October Horror Movie Challenge, Day 31!
I probably don't have to summarize this one for any of my parishioners, but in the interest of keeping good form, here goes: after laying a wreath on their father's grave, siblings Barbara (Judith O'Dea) and Johnny (Russell Streiner) are attacked by a shambling, murderous lunatic. Johnny is killed in the struggle, and Barbara flees to a nearby farmhouse, whose sole occupant is a partially devoured corpse. Soon she is joined by Ben (Duane Jones), a take-charge kinda guy who is fleeing from a horde of similarly murderous shamblers. They discover another group of refugees in the cellar of the house--lovebirds Tom and Judy (Keith Wayne and Judith Ridley), bickering married couple Helen and Harry Cooper (Marilyn Eastman and Karl Hardman), and the Coopers' injured daughter Karen (Kyra Schon). News reports inform them that what's outside are worse than murderers--incredibly, the unburied dead are coming back to life to kill and eat the living! As the group of would-be survivors tries to find a way out, tensions mount between them and the zombie horde grows larger and hungrier...

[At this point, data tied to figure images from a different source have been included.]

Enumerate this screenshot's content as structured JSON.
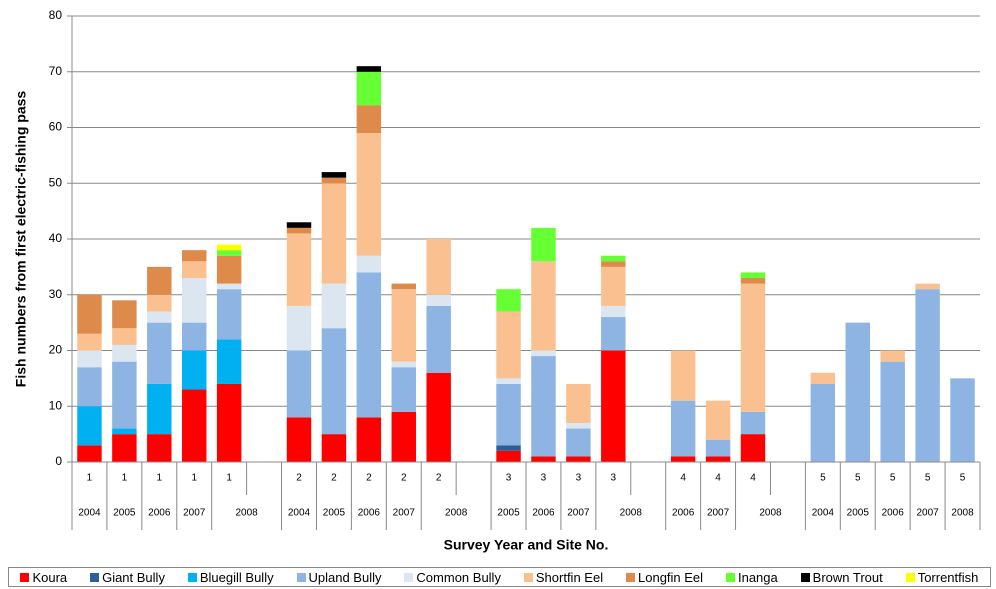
{
  "chart_data": {
    "type": "stacked_bar",
    "y_label": "Fish numbers from first electric-fishing pass",
    "x_label": "Survey Year and Site No.",
    "categories": [
      "1",
      "1",
      "1",
      "1",
      "1",
      null,
      "2",
      "2",
      "2",
      "2",
      "2",
      null,
      "3",
      "3",
      "3",
      "3",
      null,
      "4",
      "4",
      "4",
      null,
      "5",
      "5",
      "5",
      "5",
      "5"
    ],
    "years": [
      "2004",
      "2005",
      "2006",
      "2007",
      "2008",
      null,
      "2004",
      "2005",
      "2006",
      "2007",
      "2008",
      null,
      "2005",
      "2006",
      "2007",
      "2008",
      null,
      "2006",
      "2007",
      "2008",
      null,
      "2004",
      "2005",
      "2006",
      "2007",
      "2008"
    ],
    "ylim": [
      0,
      80
    ],
    "yticks": [
      0,
      10,
      20,
      30,
      40,
      50,
      60,
      70,
      80
    ],
    "grid": true,
    "legend": "bottom",
    "series": [
      {
        "name": "Koura",
        "color": "#ff0000",
        "values": [
          3,
          5,
          5,
          13,
          14,
          null,
          8,
          5,
          8,
          9,
          16,
          null,
          2,
          1,
          1,
          20,
          null,
          1,
          1,
          5,
          null,
          0,
          0,
          0,
          0,
          0
        ]
      },
      {
        "name": "Giant Bully",
        "color": "#2e5f94",
        "values": [
          0,
          0,
          0,
          0,
          0,
          null,
          0,
          0,
          0,
          0,
          0,
          null,
          1,
          0,
          0,
          0,
          null,
          0,
          0,
          0,
          null,
          0,
          0,
          0,
          0,
          0
        ]
      },
      {
        "name": "Bluegill Bully",
        "color": "#00b0f0",
        "values": [
          7,
          1,
          9,
          7,
          8,
          null,
          0,
          0,
          0,
          0,
          0,
          null,
          0,
          0,
          0,
          0,
          null,
          0,
          0,
          0,
          null,
          0,
          0,
          0,
          0,
          0
        ]
      },
      {
        "name": "Upland Bully",
        "color": "#8db4e2",
        "values": [
          7,
          12,
          11,
          5,
          9,
          null,
          12,
          19,
          26,
          8,
          12,
          null,
          11,
          18,
          5,
          6,
          null,
          10,
          3,
          4,
          null,
          14,
          25,
          18,
          31,
          15
        ]
      },
      {
        "name": "Common Bully",
        "color": "#dce6f1",
        "values": [
          3,
          3,
          2,
          8,
          1,
          null,
          8,
          8,
          3,
          1,
          2,
          null,
          1,
          1,
          1,
          2,
          null,
          0,
          0,
          0,
          null,
          0,
          0,
          0,
          0,
          0
        ]
      },
      {
        "name": "Shortfin Eel",
        "color": "#fac090",
        "values": [
          3,
          3,
          3,
          3,
          0,
          null,
          13,
          18,
          22,
          13,
          10,
          null,
          12,
          16,
          7,
          7,
          null,
          9,
          7,
          23,
          null,
          2,
          0,
          2,
          1,
          0
        ]
      },
      {
        "name": "Longfin Eel",
        "color": "#dd8a4a",
        "values": [
          7,
          5,
          5,
          2,
          5,
          null,
          1,
          1,
          5,
          1,
          0,
          null,
          0,
          0,
          0,
          1,
          null,
          0,
          0,
          1,
          null,
          0,
          0,
          0,
          0,
          0
        ]
      },
      {
        "name": "Inanga",
        "color": "#66ff33",
        "values": [
          0,
          0,
          0,
          0,
          1,
          null,
          0,
          0,
          6,
          0,
          0,
          null,
          4,
          6,
          0,
          1,
          null,
          0,
          0,
          1,
          null,
          0,
          0,
          0,
          0,
          0
        ]
      },
      {
        "name": "Brown Trout",
        "color": "#000000",
        "values": [
          0,
          0,
          0,
          0,
          0,
          null,
          1,
          1,
          1,
          0,
          0,
          null,
          0,
          0,
          0,
          0,
          null,
          0,
          0,
          0,
          null,
          0,
          0,
          0,
          0,
          0
        ]
      },
      {
        "name": "Torrentfish",
        "color": "#ffff00",
        "values": [
          0,
          0,
          0,
          0,
          1,
          null,
          0,
          0,
          0,
          0,
          0,
          null,
          0,
          0,
          0,
          0,
          null,
          0,
          0,
          0,
          null,
          0,
          0,
          0,
          0,
          0
        ]
      }
    ]
  }
}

Rewatching Night of the Living Dead (1968) for the who-knows-what-numberth time, I was struck as I always am by how near-perfectly paced the film is. There's little to no drag, and from the opening scene in the cemetery to the well-known shock ending, the movie hums along like clockwork--with a very tightly wound spring. Every scene has a purpose and pushes the film forward, gaining momentum as it goes. The characters behave believably, doing what anyone would do in a similar apocalyptic situation; even Barbara's paralytic shock and Harry's angry assholery are understandable and relatable. And Romero's zombies are slow, implacable, and overwhelming, setting the standard for flesh-eating ghouls that continues to hold today.
Suspenseful, thrilling, and still scary after all these years, Night of the Living Dead is the perfect Halloween rewatch, and a great way to cap off my 31 days of horror movies. 3+ thumbs, of course.